PETALING JAYA: The rationalisation proposal to make nine agencies independent entities and which reports directly to Parliament is seen as a welcome change by many.
However, several concerns have been raised, especially in the event of an elective “dictatorship”.
Senior lawyer Datuk Roger Tan said if there was an absolute majority in Parliament one day, the issue of an Executive dominance would arise.
He called for the Committee of Institutional Reforms to look into how to prevent this from happening.
“It is a good move to preserve the independence of institutions, such as the Malaysian Anti-Corruption Commission (MACC) and the Election Commission, but it may not necessarily be good if one day the Government has an absolute majority in Parliament.
“We must have necessary safeguards against any abuse, especially by the Government of the day that controls Parliament.
“If one day we have an elective dictatorship, the Government will then be able to take control of these institutions,” he said.
Tan said that posts such as the MACC chief commissioner or the Human Rights Commission of Malaysia (Suhakam) commissioners should be elected by a bipartisan committee, comprising MPs from both divides.
He said there was also a need to amend the Acts of the respective commissions for them to be appointed by the committee.
On the move to place the prosecution powers of the Attorney General’s Chambers (AGC) under the Public Prosecutor’s Office, and with only the latter being made an independent entity, Tan questioned if its independence would be affected when the AG reports to Parliament.
“At the moment, the AG is the Public Prosecutor. The AG, as the legal advisor to the Government, reports to the Prime Minister’s Department.
“But the AG as the Public Prosecutor, reports to Parliament. What is the point when the person is the same?” said Tan.
Suhakam chairman Tan Sri Razali Ismail welcomed the move to make the commission fully independent as it was a big step in its evolution and human rights bodies.
“Most human rights bodies all over the world are elected by Parliament and it’s the fair way to do it.
“If you look at how Suhakam has functioned before, our advice was hardly ever taken into account and now with this, things will change.
“We will use Parliament to make a point to the Executive,” said Razali, adding that Suhakam had always wanted to be independent of the Government.
He also said they have previously been used “cosmetically” by the government, at times when it suited those in government.
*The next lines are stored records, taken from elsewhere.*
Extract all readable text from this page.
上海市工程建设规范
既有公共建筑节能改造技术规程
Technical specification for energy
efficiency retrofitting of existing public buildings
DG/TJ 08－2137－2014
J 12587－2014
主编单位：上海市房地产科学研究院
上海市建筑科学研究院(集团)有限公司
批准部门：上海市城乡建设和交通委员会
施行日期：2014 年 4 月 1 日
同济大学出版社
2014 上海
Transparency International Malaysia president Datuk Akhbar Satar lauded the overhaul of the Prime Minister’s Department, saying that it would avoid duplication of work and reduce wastage.
He added that it was vital for MACC and EC to be placed under Parliament, not only in terms of administration but also for financial autonomy.
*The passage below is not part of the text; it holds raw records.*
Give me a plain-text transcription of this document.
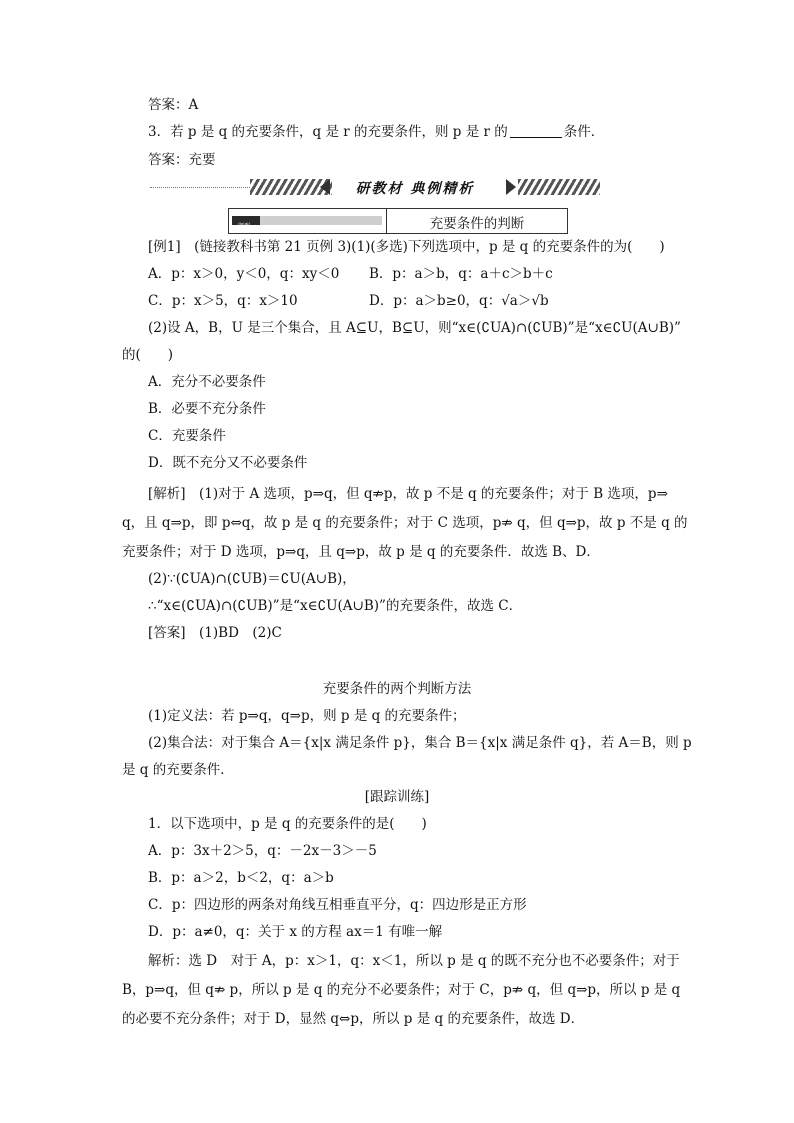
答案：A
3．若 p 是 q 的充要条件，q 是 r 的充要条件，则 p 是 r 的	条件．
答案：充要
研教材 典例精析
题型一	充要条件的判断
[例1]　(链接教科书第 21 页例 3)(1)(多选)下列选项中，p 是 q 的充要条件的为(　　)
A．p：x＞0，y＜0，q：xy＜0 B．p：a＞b，q：a＋c＞b＋c
C．p：x＞5，q：x＞10	D．p：a＞b≥0，q：√a＞√b
(2)设 A，B，U 是三个集合，且 A⊆U，B⊆U，则“x∈(∁UA)∩(∁UB)”是“x∈∁U(A∪B)”
的(　　)
A．充分不必要条件
B．必要不充分条件
C．充要条件
D．既不充分又不必要条件
[解析]　(1)对于 A 选项，p⇒q，但 q⇏p，故 p 不是 q 的充要条件；对于 B 选项，p⇒
q，且 q⇒p，即 p⇔q，故 p 是 q 的充要条件；对于 C 选项，p⇏ q，但 q⇒p，故 p 不是 q 的
充要条件；对于 D 选项，p⇒q，且 q⇒p，故 p 是 q 的充要条件．故选 B、D．
(2)∵(∁UA)∩(∁UB)＝∁U(A∪B)，
∴“x∈(∁UA)∩(∁UB)”是“x∈∁U(A∪B)”的充要条件，故选 C．
[答案]　(1)BD　(2)C
充要条件的两个判断方法
(1)定义法：若 p⇒q，q⇒p，则 p 是 q 的充要条件；
(2)集合法：对于集合 A＝{x|x 满足条件 p}，集合 B＝{x|x 满足条件 q}，若 A＝B，则 p
是 q 的充要条件．
[跟踪训练]
1．以下选项中，p 是 q 的充要条件的是(　　)
A．p：3x＋2＞5，q：－2x－3＞－5
B．p：a＞2，b＜2，q：a＞b
C．p：四边形的两条对角线互相垂直平分，q：四边形是正方形
D．p：a≠0，q：关于 x 的方程 ax＝1 有唯一解
解析：选 D　对于 A，p：x＞1，q：x＜1，所以 p 是 q 的既不充分也不必要条件；对于
B，p⇒q，但 q⇏ p，所以 p 是 q 的充分不必要条件；对于 C，p⇏ q，但 q⇒p，所以 p 是 q
的必要不充分条件；对于 D，显然 q⇔p，所以 p 是 q 的充要条件，故选 D．
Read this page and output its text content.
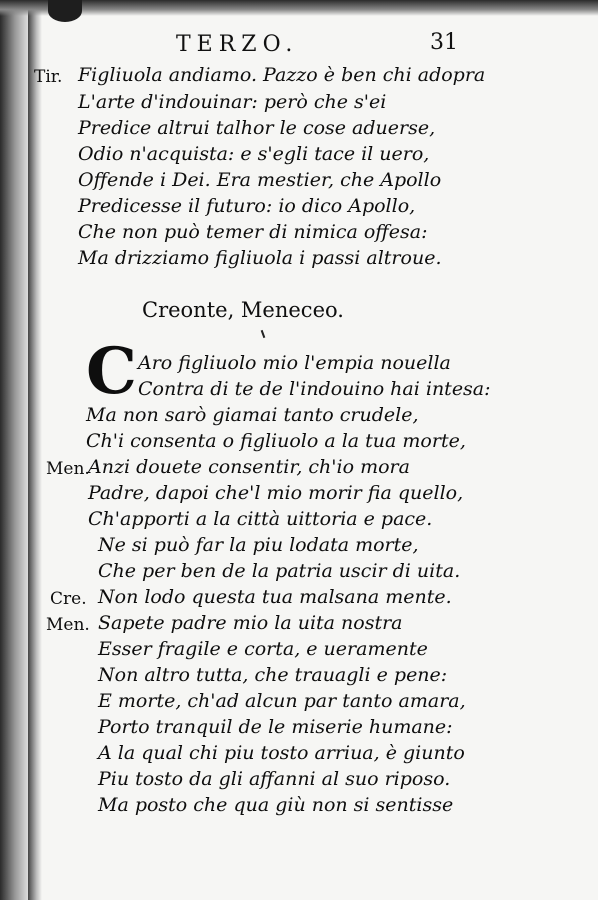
TERZO.	31
Tir. Figliuola andiamo. Pazzo è ben chi adopra
L'arte d'indouinar: però che s'ei
Predice altrui talhor le cose aduerse,
Odio n'acquista: e s'egli tace il uero,
Offende i Dei. Era mestier, che Apollo
Predicesse il futuro: io dico Apollo,
Che non può temer di nimica offesa:
Ma drizziamo figliuola i passi altroue.
Creonte, Meneceo.
C Aro figliuolo mio l'empia nouella
Contra di te de l'indouino hai intesa:
Ma non sarò giamai tanto crudele,
Ch'i consenta o figliuolo a la tua morte,
Men.
Anzi douete consentir, ch'io mora
Padre, dapoi che'l mio morir fia quello,
Ch'apporti a la città uittoria e pace.
Ne si può far la piu lodata morte,
Che per ben de la patria uscir di uita.
Cre. Non lodo questa tua malsana mente.
Men. Sapete padre mio la uita nostra
Esser fragile e corta, e ueramente
Non altro tutta, che trauagli e pene:
E morte, ch'ad alcun par tanto amara,
Porto tranquil de le miserie humane:
A la qual chi piu tosto arriua, è giunto
Piu tosto da gli affanni al suo riposo.
Ma posto che qua giù non si sentisse
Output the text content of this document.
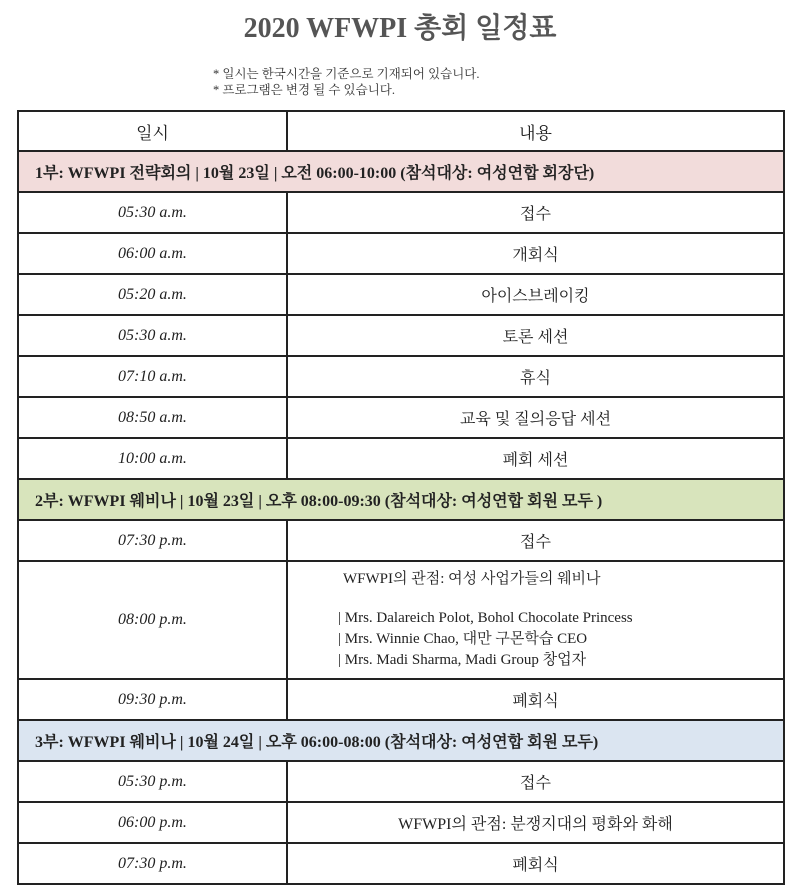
2020 WFWPI 총회 일정표
* 일시는 한국시간을 기준으로 기재되어 있습니다.
* 프로그램은 변경 될 수 있습니다.
일시	내용
1부: WFWPI 전략회의 | 10월 23일 | 오전 06:00-10:00 (참석대상: 여성연합 회장단)	
05:30 a.m.	접수
06:00 a.m.	개회식
05:20 a.m.	아이스브레이킹
05:30 a.m.	토론 세션
07:10 a.m.	휴식
08:50 a.m.	교육 및 질의응답 세션
10:00 a.m.	폐회 세션
2부: WFWPI 웨비나 | 10월 23일 | 오후 08:00-09:30 (참석대상: 여성연합 회원 모두 )	
07:30 p.m.	접수
08:00 p.m.	WFWPI의 관점: 여성 사업가들의 웨비나
| Mrs. Dalareich Polot, Bohol Chocolate Princess
| Mrs. Winnie Chao, 대만 구몬학습 CEO
| Mrs. Madi Sharma, Madi Group 창업자

09:30 p.m.	폐회식
3부: WFWPI 웨비나 | 10월 24일 | 오후 06:00-08:00 (참석대상: 여성연합 회원 모두)	
05:30 p.m.	접수
06:00 p.m.	WFWPI의 관점: 분쟁지대의 평화와 화해
07:30 p.m.	폐회식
“We have to relook the role and relationship between public servants and politicians and make sure there is less intervention by politicians.
“We need to find a good strategy to combat corruption and improve the Corruption Perceptions Index. Our rank dropped from 55 to 62 last year, the worst in the history of our CPI,” Akhbar said.
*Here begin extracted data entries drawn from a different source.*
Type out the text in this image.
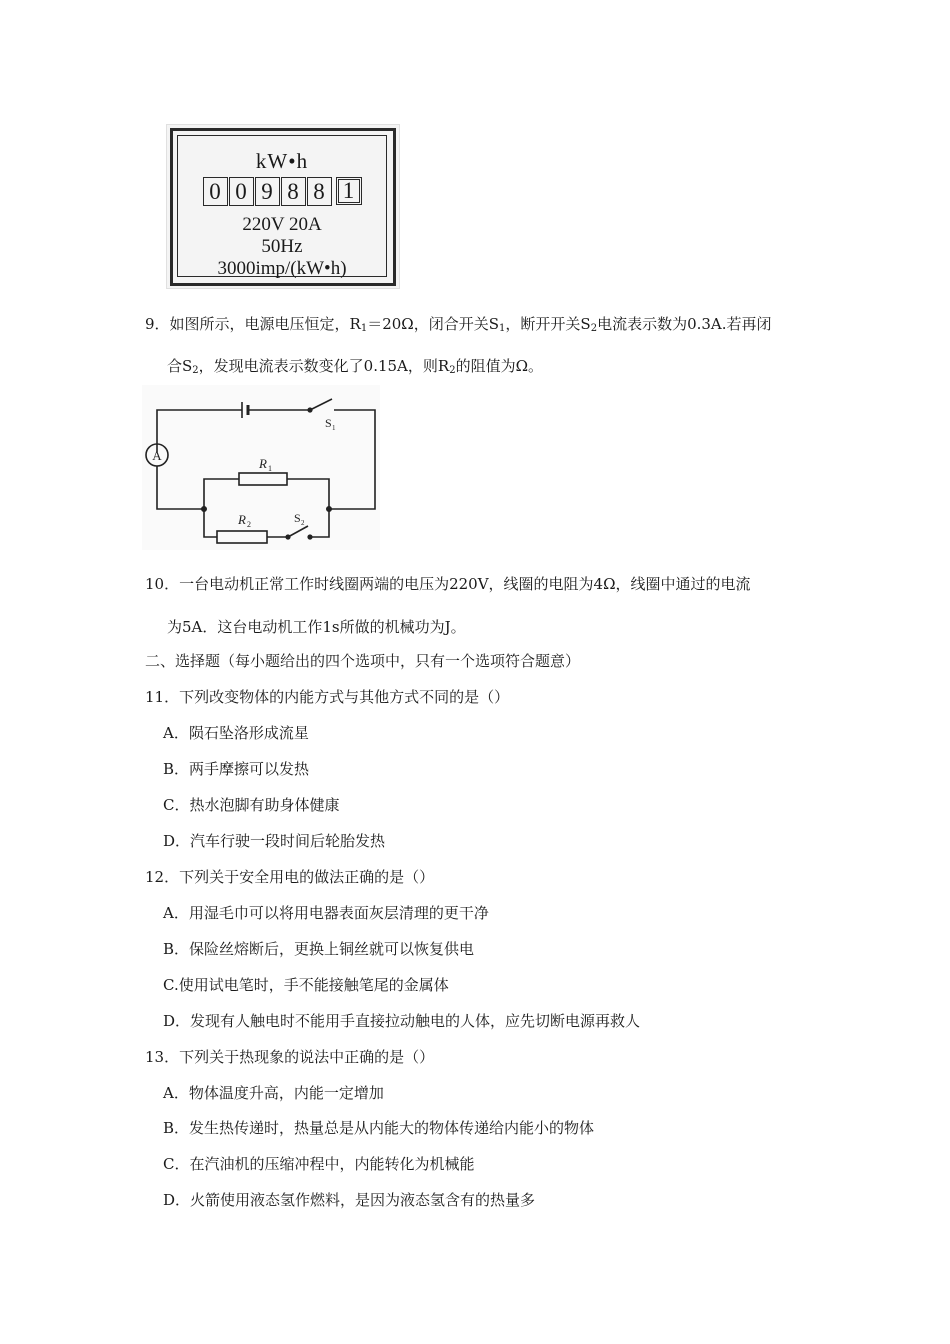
kW•h
0 0 9 8 8 1
220V 20A
50Hz
3000imp/(kW•h)
9．如图所示，电源电压恒定，$R_1=20\Omega$，闭合开关$S_1$，断开开关$S_2$电流表示数为0.3A.若再闭
合$S_2$，发现电流表示数变化了0.15A，则$R_2$的阻值为Ω。
A
R 1
R 2
S 1
S 2
10．一台电动机正常工作时线圈两端的电压为220V，线圈的电阻为4Ω，线圈中通过的电流
为5A．这台电动机工作1s所做的机械功为J。
二、选择题（每小题给出的四个选项中，只有一个选项符合题意）
11．下列改变物体的内能方式与其他方式不同的是（）
A．陨石坠洛形成流星
B．两手摩擦可以发热
C．热水泡脚有助身体健康
D．汽车行驶一段时间后轮胎发热
12．下列关于安全用电的做法正确的是（）
A．用湿毛巾可以将用电器表面灰层清理的更干净
B．保险丝熔断后，更换上铜丝就可以恢复供电
C.使用试电笔时，手不能接触笔尾的金属体
D．发现有人触电时不能用手直接拉动触电的人体，应先切断电源再救人
13．下列关于热现象的说法中正确的是（）
A．物体温度升高，内能一定增加
B．发生热传递时，热量总是从内能大的物体传递给内能小的物体
C．在汽油机的压缩冲程中，内能转化为机械能
D．火箭使用液态氢作燃料，是因为液态氢含有的热量多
Human rights lawyer Roger Chan said having institutions being accountable to Parliament would provide better transparency and more information to be accessed by the public.
Meanwhile, he said the separation of the Public Prosecutor’s Office from the AGC was also highlighted by the Malaysian Bar.
“The mischief being addressed here is when the Public Prosecutor acts in a case that involves the Executive.
“Let’s say a minister is charged, and if we stick to the original position where the AG is the Government’s adviser and also the Public Prosecutor, then you have a conflict of interest.
“The AG should not play a role in prosecution matters,” Chan said, adding that the main objective was to maintain prosecutorial independence.